Selepas kepergian Arion, Zayla kembali ke meja makan dengan berlinangkan air mata. Mana mungkin ia membuang masakannya itu. Lebih baik Zayla menyantapnya sendiri karena ia juga merindukan masakan mamanya yang selama ini selalu memanjakannya dengan kasih sayang yang tiada batas. Sama seperti papanya yang juga berlomba ingin memberikan yang terbaik untuk Zayla.

"Ma, Pa. Aku merindukan kalian. Kakak sangat membenciku. Aku harus bagaimana Ma, Pa." Ratap Zayla seraya menyendokkan nasi ke dalam mulutnya. Sedangkan air mata masih terus mengalir membasahi pipi yang sangat mulus itu.

Sedangkan di dalam mobil, Arion sangat frustasi. Ia memukul-mukul stir mobilnya dengan keras untuk melampiaskan kekesalan hatinya. Ia marah karena merasa tak berdaya saat mengingat kedua orang tuanya yang sangat ia cintai.

"Kenapa kalian pergi begitu cepat. Bukankah kalian berjanji akan menemaniku saat menikah nanti. Bahkan kalian juga berjanji akan memberikan hadiah spesial untukku. Tapi, mana buktinya. Kalian justru pergi meninggalkan aku bersama dengan anak pungut itu. Seharusnya dia yang mati, bukan kalian!" Teriak Arion menarik rambutnya kasar. Ia sangat rapuh dan butuh pelukan dari kedua orang tuanya.

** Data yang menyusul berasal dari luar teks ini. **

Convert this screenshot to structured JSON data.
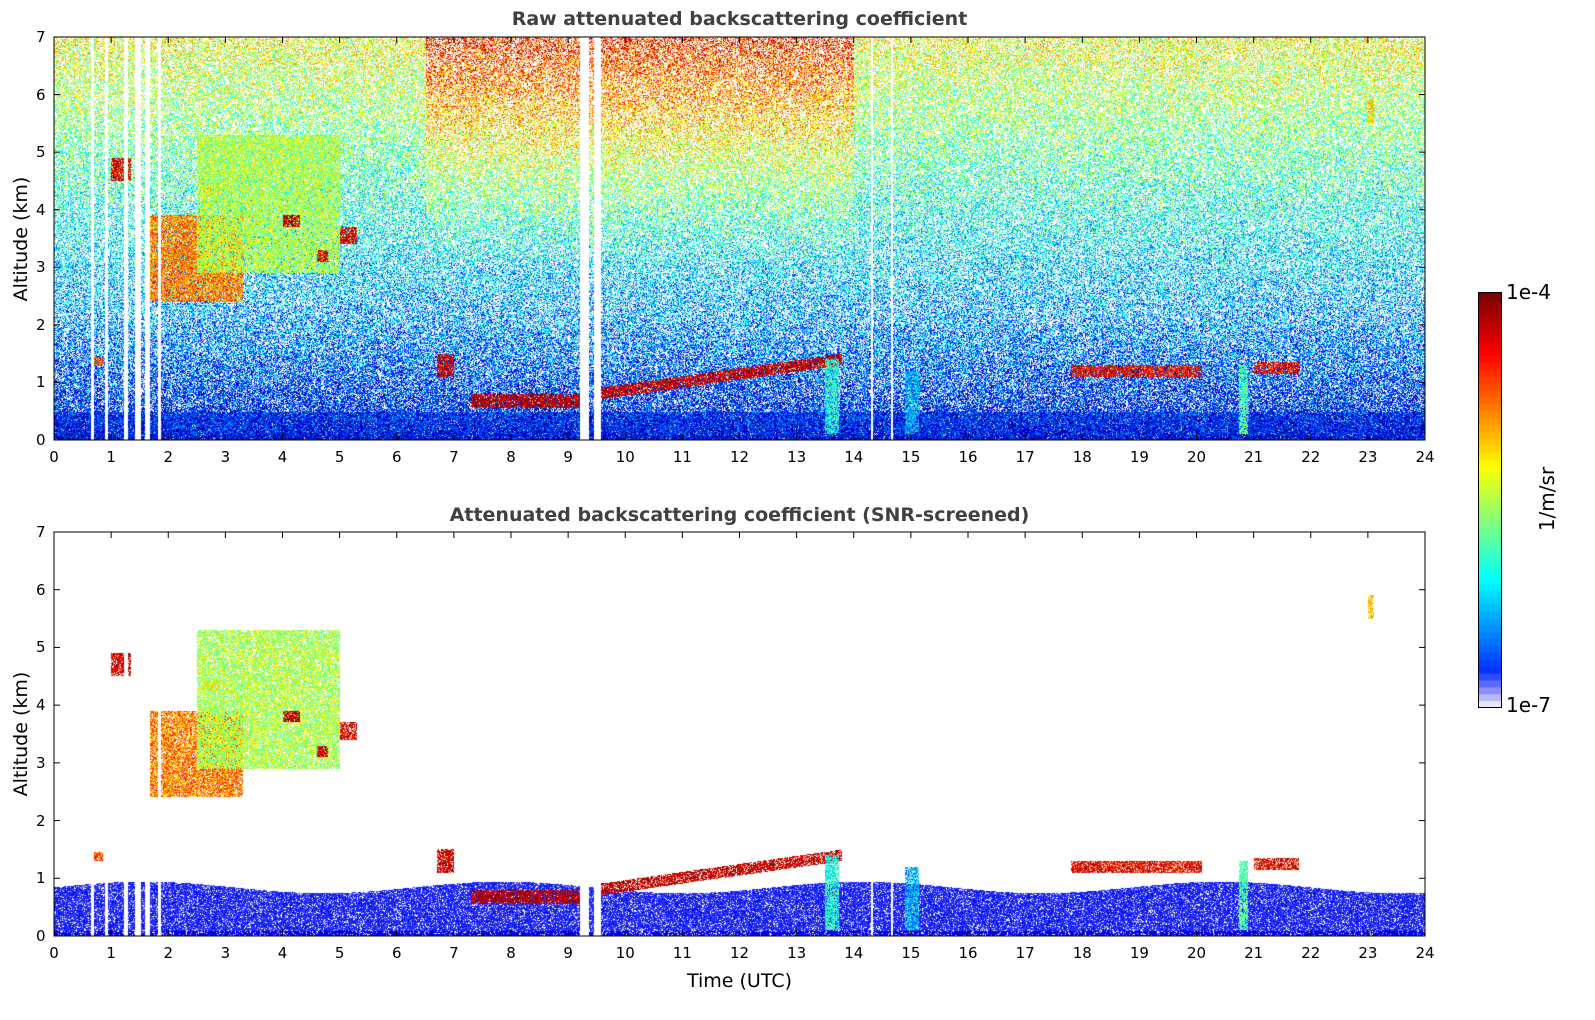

"Mungkin pergi dari kota ini adalah jalan satu-satunya agar aku bisa melupakan kenangan indah bersama kalian, Ma, Pa. Aku akan mencoba untuk berdamai dengan keadaan." Arion berkata penuh tekad. Walaupun dalam hati ia bersumpah tidak akan pernah memaafkan adik angkatnya itu.